1.3. Configuring structs#
When working with binary data, it’s essential to account for how the data is ordered, particularly when dealing with multi-byte fields. The endianess of the data specifies the byte order: either big-endian (most significant byte first) or little-endian (least significant byte first). In this section, we’ll look at how to configure the endianess for structs in Caterpillar.
What is endianess?
You might find these resources helpful: Mozilla Docs, StackOverflow or Wikipedia
Let’s take a look at another chunk from the PNG format: the pHYS chunk. It contains two 4-byte unsigned integers that represent pixel density. Since PNG files use big-endian encoding for integers, we need to configure the struct to handle this correctly.
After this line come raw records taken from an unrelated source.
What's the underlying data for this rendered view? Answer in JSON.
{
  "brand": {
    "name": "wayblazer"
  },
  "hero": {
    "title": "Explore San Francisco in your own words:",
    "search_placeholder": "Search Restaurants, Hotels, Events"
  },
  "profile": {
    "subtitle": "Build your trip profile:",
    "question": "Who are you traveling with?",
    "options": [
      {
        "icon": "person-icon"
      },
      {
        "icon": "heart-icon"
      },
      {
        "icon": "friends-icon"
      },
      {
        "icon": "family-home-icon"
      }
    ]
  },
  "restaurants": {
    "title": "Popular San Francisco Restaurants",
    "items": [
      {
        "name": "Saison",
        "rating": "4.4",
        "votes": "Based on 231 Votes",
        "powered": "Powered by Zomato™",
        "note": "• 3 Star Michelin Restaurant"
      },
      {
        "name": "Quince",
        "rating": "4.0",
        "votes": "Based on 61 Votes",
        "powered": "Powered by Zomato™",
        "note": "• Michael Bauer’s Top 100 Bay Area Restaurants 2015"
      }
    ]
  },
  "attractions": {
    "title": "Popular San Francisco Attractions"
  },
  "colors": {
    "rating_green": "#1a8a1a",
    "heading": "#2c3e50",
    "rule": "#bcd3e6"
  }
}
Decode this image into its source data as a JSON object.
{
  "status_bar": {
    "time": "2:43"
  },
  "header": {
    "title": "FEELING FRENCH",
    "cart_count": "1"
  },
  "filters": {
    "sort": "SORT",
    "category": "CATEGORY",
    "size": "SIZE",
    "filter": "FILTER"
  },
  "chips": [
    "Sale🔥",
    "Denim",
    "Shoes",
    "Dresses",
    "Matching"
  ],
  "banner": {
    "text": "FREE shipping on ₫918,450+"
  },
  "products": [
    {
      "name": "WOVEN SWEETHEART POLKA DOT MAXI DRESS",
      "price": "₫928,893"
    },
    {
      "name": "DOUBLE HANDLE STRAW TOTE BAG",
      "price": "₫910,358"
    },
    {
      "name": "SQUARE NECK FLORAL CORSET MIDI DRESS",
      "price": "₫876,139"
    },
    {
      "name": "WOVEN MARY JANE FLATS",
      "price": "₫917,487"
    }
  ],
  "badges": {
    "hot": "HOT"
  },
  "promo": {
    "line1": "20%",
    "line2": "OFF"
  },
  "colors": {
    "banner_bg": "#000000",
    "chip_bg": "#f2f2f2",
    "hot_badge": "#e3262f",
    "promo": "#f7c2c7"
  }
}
@struct(order=BigEndian) # <-- extra argument to apply the order to all fields.
class PHYSChunk:
pixels_per_unit_x: uint32 # <-- same definition as above
pixels_per_unit_y: uint32
unit: uint8 # <-- endianess meaningless, only one byte
@struct(endian=BIG_ENDIAN) # <-- extra argument to apply the order to all fields.
class PHYSChunk:
pixels_per_unit_x: u32 # <-- same definition as above
pixels_per_unit_y: u32
unit: u8 # <-- endianess meaningless, only one byte
Note
Even though, there will be <le uint32>
visible in the annotations
of the class, the created struct stores the modified big endian integer
atom.
In both cases, the pixels_per_unit_x
and pixels_per_unit_y
fields are 4 bytes long,
so they will be interpreted using big-endian encoding. The unit
field is only 1 byte, so
endianess doesn’t affect it.
In addition to configuring the endianess, you can also specify the architecture associated
with the struct using the Arch
class with the arch
keyword.
Challenge
You can try to implement the struct for the tIME chunk as a challenge.
Solution
Example implementation
1@struct(order=BigEndian)
2class TIMEChunk:
3 year: uint16 # <-- we could also use: BigEndian + uint16
4 month: uint8
5 day: uint8
6 hour: uint8
7 minute: uint8
8 second: uint8
1@struct(endian=BIG_ENDIAN)
2class TIMEChunk:
3 year: u16 # <-- we could also use: BIG_ENDIAN + u16
4 month: u8
5 day: u8
6 hour: u8
7 minute: u8
8 second: u8
As you can see, the struct is fairly simple. The year field is 2 bytes, and the rest are
single-byte fields. By applying BigEndian
or BIG_ENDIAN
to the struct,
we ensure that the fields that require endian configuration are handled correctly.